Second. People should stop rueing the controls upon of short-selling. I realise that this is intensely unpopular view in my field, but with the likes of Mssr Hendry extolling the saintliness of his ilk, it needs some tempering. By way of disclosure, I have been an active (and at times aggressive) short-seller for more than seventeen years. There are disingenuous people who will have you believe it is both noble and right to sell short, maybe even god-given. Or that because its risky, or conveying information (however flawed it might be) it earns its rightful place. It has no such moral rectitude. At the best of times, it [short-sellers] may help ferret out fraud, or simply have no effect. But in the current environment, I believe the bans are correct for herd-like front-running of sales by eventual owners are in essence de facto collusion with the same as effect. Yes, it would have been better (as I've been a proponent) to have sustainable policies that would have avoided the asset price rises, over-leveraging, and subsequent revulsion. But we're here, not there, so get over it. Massive short-selling financials (whether deserved or undeserved) eats to the core of systemic confidence. It is of course not alone in compromising systemic integrity. Nor even primary. But these institutions are exceptional. And authorities are right and correct to do what they can do for the impact is the equivalent of whittling away at the systemic foundations and as a result accidentally having the building fall. The flip side is that because banks are exceptional, they should behave that way, not have been allowed to lever-up as they did. They should be repositories of sobriety, and prudent risk-management, NOT places for coin-flipping agents to shoot the moon in order to maximize short-term gain by gaming the Treasury put.

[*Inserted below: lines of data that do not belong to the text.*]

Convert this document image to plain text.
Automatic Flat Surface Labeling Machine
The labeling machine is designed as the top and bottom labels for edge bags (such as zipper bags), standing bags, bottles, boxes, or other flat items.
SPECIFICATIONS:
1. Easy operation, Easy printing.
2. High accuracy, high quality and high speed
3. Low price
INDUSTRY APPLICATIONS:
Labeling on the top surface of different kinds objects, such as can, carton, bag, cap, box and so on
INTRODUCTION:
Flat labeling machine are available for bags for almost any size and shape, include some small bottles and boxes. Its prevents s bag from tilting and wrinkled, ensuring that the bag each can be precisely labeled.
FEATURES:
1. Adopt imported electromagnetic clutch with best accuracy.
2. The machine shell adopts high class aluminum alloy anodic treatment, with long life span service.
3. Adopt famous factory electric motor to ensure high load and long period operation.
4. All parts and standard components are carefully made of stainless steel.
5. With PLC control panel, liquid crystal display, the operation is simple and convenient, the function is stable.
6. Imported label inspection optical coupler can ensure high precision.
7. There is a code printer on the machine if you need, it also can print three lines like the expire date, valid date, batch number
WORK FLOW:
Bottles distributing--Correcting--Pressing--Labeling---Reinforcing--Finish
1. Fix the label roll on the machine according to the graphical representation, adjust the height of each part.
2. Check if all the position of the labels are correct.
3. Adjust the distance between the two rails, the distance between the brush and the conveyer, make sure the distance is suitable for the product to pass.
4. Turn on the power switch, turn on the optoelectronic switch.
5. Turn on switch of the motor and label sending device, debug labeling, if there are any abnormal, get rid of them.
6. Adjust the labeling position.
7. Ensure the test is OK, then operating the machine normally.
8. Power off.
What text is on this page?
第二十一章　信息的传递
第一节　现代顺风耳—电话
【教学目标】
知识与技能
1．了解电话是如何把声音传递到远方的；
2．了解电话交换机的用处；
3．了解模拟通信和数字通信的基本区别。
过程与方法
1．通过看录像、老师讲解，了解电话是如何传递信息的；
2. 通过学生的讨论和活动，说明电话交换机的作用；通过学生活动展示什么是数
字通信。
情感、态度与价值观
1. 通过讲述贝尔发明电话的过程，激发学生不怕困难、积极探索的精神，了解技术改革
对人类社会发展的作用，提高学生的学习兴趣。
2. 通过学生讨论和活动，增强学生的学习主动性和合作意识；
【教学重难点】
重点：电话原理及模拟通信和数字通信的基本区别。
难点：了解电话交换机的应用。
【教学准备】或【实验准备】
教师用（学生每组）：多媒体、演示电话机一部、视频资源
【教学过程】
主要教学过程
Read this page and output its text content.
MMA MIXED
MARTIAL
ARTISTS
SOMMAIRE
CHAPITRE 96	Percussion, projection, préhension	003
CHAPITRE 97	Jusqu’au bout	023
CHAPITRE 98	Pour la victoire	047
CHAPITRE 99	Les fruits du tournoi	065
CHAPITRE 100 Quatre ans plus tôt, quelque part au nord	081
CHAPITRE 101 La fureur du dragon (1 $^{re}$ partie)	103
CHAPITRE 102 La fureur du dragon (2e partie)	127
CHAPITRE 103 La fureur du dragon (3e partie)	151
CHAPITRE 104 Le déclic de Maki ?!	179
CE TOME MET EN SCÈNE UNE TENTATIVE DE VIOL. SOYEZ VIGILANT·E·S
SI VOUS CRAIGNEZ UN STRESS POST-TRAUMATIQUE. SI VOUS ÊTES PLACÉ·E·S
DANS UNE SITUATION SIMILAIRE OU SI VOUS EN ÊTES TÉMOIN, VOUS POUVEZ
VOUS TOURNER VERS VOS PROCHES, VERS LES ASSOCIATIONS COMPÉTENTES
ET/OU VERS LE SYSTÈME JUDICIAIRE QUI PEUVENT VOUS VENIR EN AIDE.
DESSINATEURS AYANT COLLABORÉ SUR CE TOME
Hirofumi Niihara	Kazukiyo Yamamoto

Third, the media has been pathetic and perhaps inflamed both the panic and sense of outrage at authorities acting as (IMHO sensible) liquidity provider of last resort. They have not tried to explain the truths of ultimate culpability to temper the misconstrued outrage. They can slay the easy targets, but educating people on the history of the credit bubble, and of course, their knowing or unknowing participation, would be a great public service. For Americans (and Brits too) never could something-for-nothing, the deal too good to be true, systemically flawed as it might be. Everyone want to eat their cake, and have it too.

Finally, the perils and absurdity of unbridled leveraged financial speculation (as widely practiced) has been demonstrated, with the fallout from hedge funds still to come. The result will be an eventual return to making things and stuff, both tangible and intangible, rather than mere money with money. American zaitech is dead. This will be wholly good thing in the longer run, though the shorter term pain it will inflict upon asset prices as leverage is further reduced will be significant, and will reveal - for those with capital, unleveraged and unencumbered - tremendous opportunity - particularly from the liquidation that will certainly ensue over the coming Q4.

19 comments:

Anonymous said...

Re: the first part of your post
(can't really quibble one way or another on the second).

The rest of the world has certainly been culpable in enabling this show
(and by now freak-show) to evolve.

Using the dollar, and using English, as the reserve currency /global Latin of our age, has been an incredible resource, an incomparable competitive advantage, for the US.

Unfortunately, as with natural resources, it takes great wisdom so that your great advantage doesn't strangle the rest of your economy.
It's become something of a "dutch disease" thing, draining out all alternative use of talent and capital.

Besides, using the "exorbiant privilege" to the max, US. politicans managed to levitate above concerns of those from other countries. And you don't have to know a lot to give away borrowed money.

Unknown said...

"The result will be an eventual return to making things and stuff, both tangible and intangible, rather than mere money with money."

Shocking. Oh, at last.

Anonymous said...

Up - I agree that the rest of the world has culpability and have ranted extensively on the role of Asian mercantilists in enabling it, and the free-riding of the Europeans that prevented them speaking up with greater force. I have not tried to rank-order blame.

That said, the mercantilists (outside of the odd increduluous remark from this or that official) are not standing in the way of America's attempt to finally tackle/solve/socialize its problems (at least the problems that are at the center of the seizing-up of interbank markets). Flawed as it may be in the detail, the timbre of the opposition to The Man With The Plan strikes me as Rip Van Winkle-ish, as if these people have been asleep, and upon waking are confused and angry at the state of the world and how it's changed for the worse during their snoooze. I find this hypocritical. I will grant the possibility that perhaps these opponents are "the worthy people", who didn't take out floaters, who didn't Refi and extract equity or take out a HELOC against buoyant values; who voted against the repubs in the last two elections; who never invested in "enhanced money market accounts", whose income was wholly disassociated from links and benefits derived from lower taxes, consumption beyonfd the national means, burgeoning trade-deficits, or war, or who have not benfitted from lower-than-OECD-avg gas and electricity prices, or the multitude of other benefits in chain of dependencies. Yes it's possible such innocents exist - but not in sufficient number to rile their reps.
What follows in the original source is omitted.